Two things strike me about the contrast. One is that the family in the suburbs (really the exurbs) appears trapped, rather than living their “dream” lifestyle. They don’t think they can do anything other than what they have done. Their schedule is set by their home choice and yet they spend very little time enjoying that home together as a family. The second family, in the new urban development, are taking advantage of a choice that wasn’t really available to most people even five years ago. But there are changes afoot in how we build our cities, and the new urban story contains seeds of promise. Developers are beginning to provide choices that permit some families to move into dense, walkable, livable communities.

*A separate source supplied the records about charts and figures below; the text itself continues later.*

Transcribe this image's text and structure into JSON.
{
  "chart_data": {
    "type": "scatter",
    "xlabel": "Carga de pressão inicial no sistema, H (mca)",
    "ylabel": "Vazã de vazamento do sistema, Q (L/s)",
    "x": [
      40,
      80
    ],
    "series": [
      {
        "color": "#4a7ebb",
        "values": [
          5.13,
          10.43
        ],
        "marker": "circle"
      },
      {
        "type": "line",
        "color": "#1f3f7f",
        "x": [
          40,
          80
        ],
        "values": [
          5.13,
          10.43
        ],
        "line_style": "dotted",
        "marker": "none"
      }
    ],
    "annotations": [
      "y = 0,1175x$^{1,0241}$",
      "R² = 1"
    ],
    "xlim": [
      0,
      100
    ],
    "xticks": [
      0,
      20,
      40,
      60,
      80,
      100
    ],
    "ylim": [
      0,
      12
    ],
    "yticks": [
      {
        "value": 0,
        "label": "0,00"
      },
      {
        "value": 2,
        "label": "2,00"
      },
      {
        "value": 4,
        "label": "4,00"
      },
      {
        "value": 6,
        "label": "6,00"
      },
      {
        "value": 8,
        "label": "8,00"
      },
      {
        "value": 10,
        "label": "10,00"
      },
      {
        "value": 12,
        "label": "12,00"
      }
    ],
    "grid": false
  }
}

The other observation is that consideration for one’s neighbors doesn’t really enter into either decision. The intown family is actually better off in many ways—avoiding the long commute lets them spend more time together, being in a walkable community helps them stay healthier. They aren’t making their decision to be noble. The suburban family isn’t thinking broadly either, but their lifestyle has huge impacts on creation and on the people who live in it. They don’t think about those impacts either. So the market works well in one case—it aligns social and private costs and benefits—and fails in the other—since deciding for a long commute passes much of the cost off on third parties.
Asked about the environmental impact of their housing decision, the suburban commuting family says "I never really thought about it, because we get so caught up with day-to-day activities, that we do what we need to do to get through that day." "While somewhere on my priority list, being environmentally conscious is on there, but it’s not going to be as high as what can I afford, what does my family need.”
Our public policy has to be about creating choices for people, but also about closing some of these loops that allow costs of development to be passed off to others. The market can help, but can’t do the work on its own. Creating choices by itself doesn’t make people desire community or discipline their choices by demanding respect and love for their neighbor. But the church can help with that, as we build our holistic vision. While home/yard square footage is one part of the where-to-live decision, the expectation of good public schools is the other, and one not addressed in the NPR stories. Low achieving public schools in city centers are not only unjust to those who have no choice but to attend them, but also promotes unsustainable patterns of development.